Seep dynamics as revealed by authigenic carbonates from the eastern Qiongdongnan Basin, South China Sea

Methane-related authigenic carbonates play a significant role in the marine carbon cycle and atmospheric CH4 budget. To elucidate the relationship between seeping methane and authigenic carbonate precipitation, we analyze a 72-cm long methane-related carbonate column from the W08 site in the Qiongdongnan Basin, South China Sea. Mineralogical composition, stable carbon and oxygen isotopes, major and trace element contents, and three-dimensional internal structure have been analyzed. Based on the results obtained, four types of carbonate are identified. The first type recorded decreasing content of rare earth elements plus yttrium (REEY) and increasing carbonate porosity. This is attributed to the gradual increase in methane flux intensity, raising the rate of carbonate deposition and thus reducing the time for elemental uptake. The second type of carbonate displays the same delta 18O values as the theoretical equilibrium results, the maximum REEY contents, and the densely cemented carbonate structure, indicating a reduction in gas hydrate decomposition.
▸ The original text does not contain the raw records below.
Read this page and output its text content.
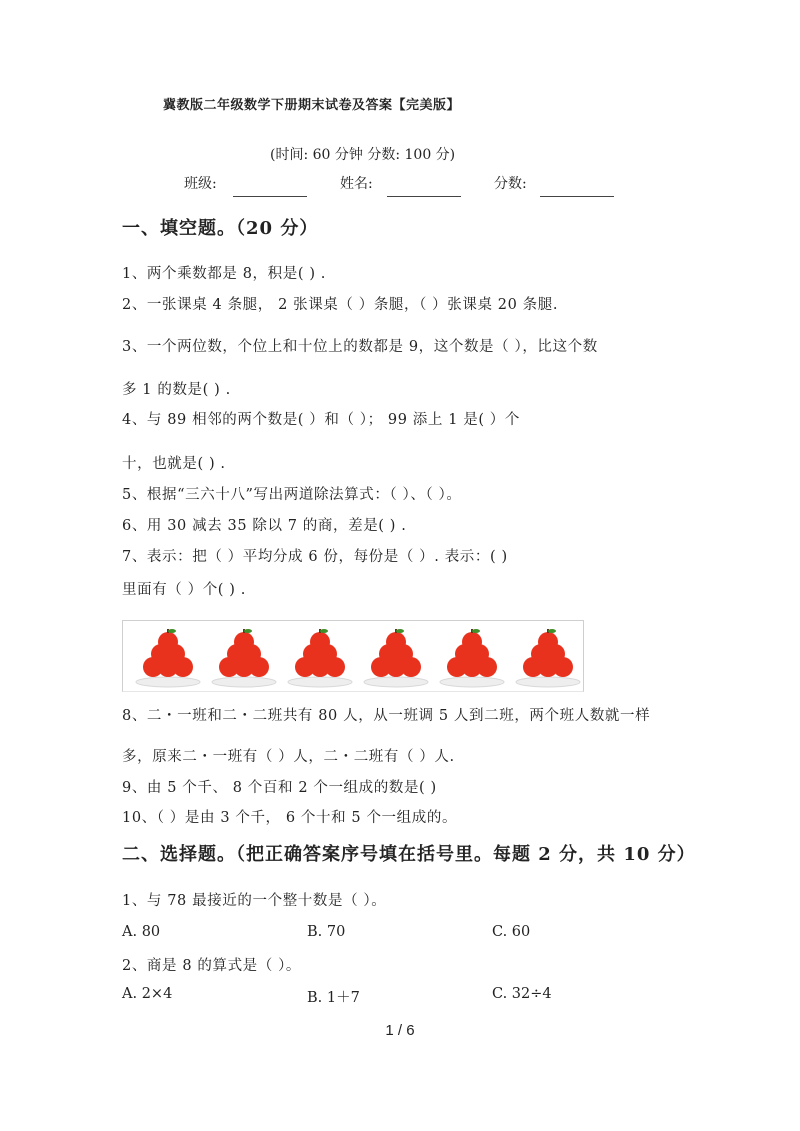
冀教版二年级数学下册期末试卷及答案【完美版】
(时间: 60 分钟 分数: 100 分)
班级:	姓名:	分数:
一、填空题。（20 分）
1、两个乘数都是 8，积是( ) .
2、一张课桌 4 条腿， 2 张课桌（ ）条腿，（ ）张课桌 20 条腿.
3、一个两位数，个位上和十位上的数都是 9，这个数是（ ），比这个数
多 1 的数是( ) .
4、与 89 相邻的两个数是( ）和（ ）； 99 添上 1 是( ）个
十，也就是( ) .
5、根据“三六十八”写出两道除法算式：（ ）、（ ）。
6、用 30 减去 35 除以 7 的商，差是( ) .
7、表示：把（ ）平均分成 6 份，每份是（ ）. 表示：( )
里面有（ ）个( ) .
8、二・一班和二・二班共有 80 人，从一班调 5 人到二班，两个班人数就一样
多，原来二・一班有（ ）人，二・二班有（ ）人.
9、由 5 个千、 8 个百和 2 个一组成的数是( )
10、（ ）是由 3 个千， 6 个十和 5 个一组成的。
二、选择题。（把正确答案序号填在括号里。每题 2 分，共 10 分）
1、与 78 最接近的一个整十数是（ ）。
A. 80	B. 70	C. 60
2、商是 8 的算式是（ ）。
A. 2×4	B. 1＋7	C. 32÷4
1 / 6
The third type of carbonate formation occurring at the sediment-water interface shows a synchronous and significant enrichment of Mo, V, and Cd contents, suggesting the high hydrogen sulfide flux, which is subject to intensive methane flux and sulfate reduction. The fourth type is the late infill aragonite, which exhibits lower elemental contents compared to early cement due to less exposure to host sediments, while the difference in delta 18O and delta 13C values is not significant. The compilation of (Tb/Yb)N and Y/Ho ratios of coldseep carbonates worldwide suggests that the methane flux could alter the space of redox zones (e.g. Fe reduction zone) and thus affect the sink of MREE. X-ray computed tomography (CT) reveals the internal structure of the methane-related carbonate. The continuous pore system probably suggests an intense fluid/gas pressure, and the in situ brecciations imply the carbonate precipitation did not entirely block the methane release to the water column. A better understanding of authigenic carbonates is fundamental to evaluating how carbonates modulate the carbon balance in the methane seeps.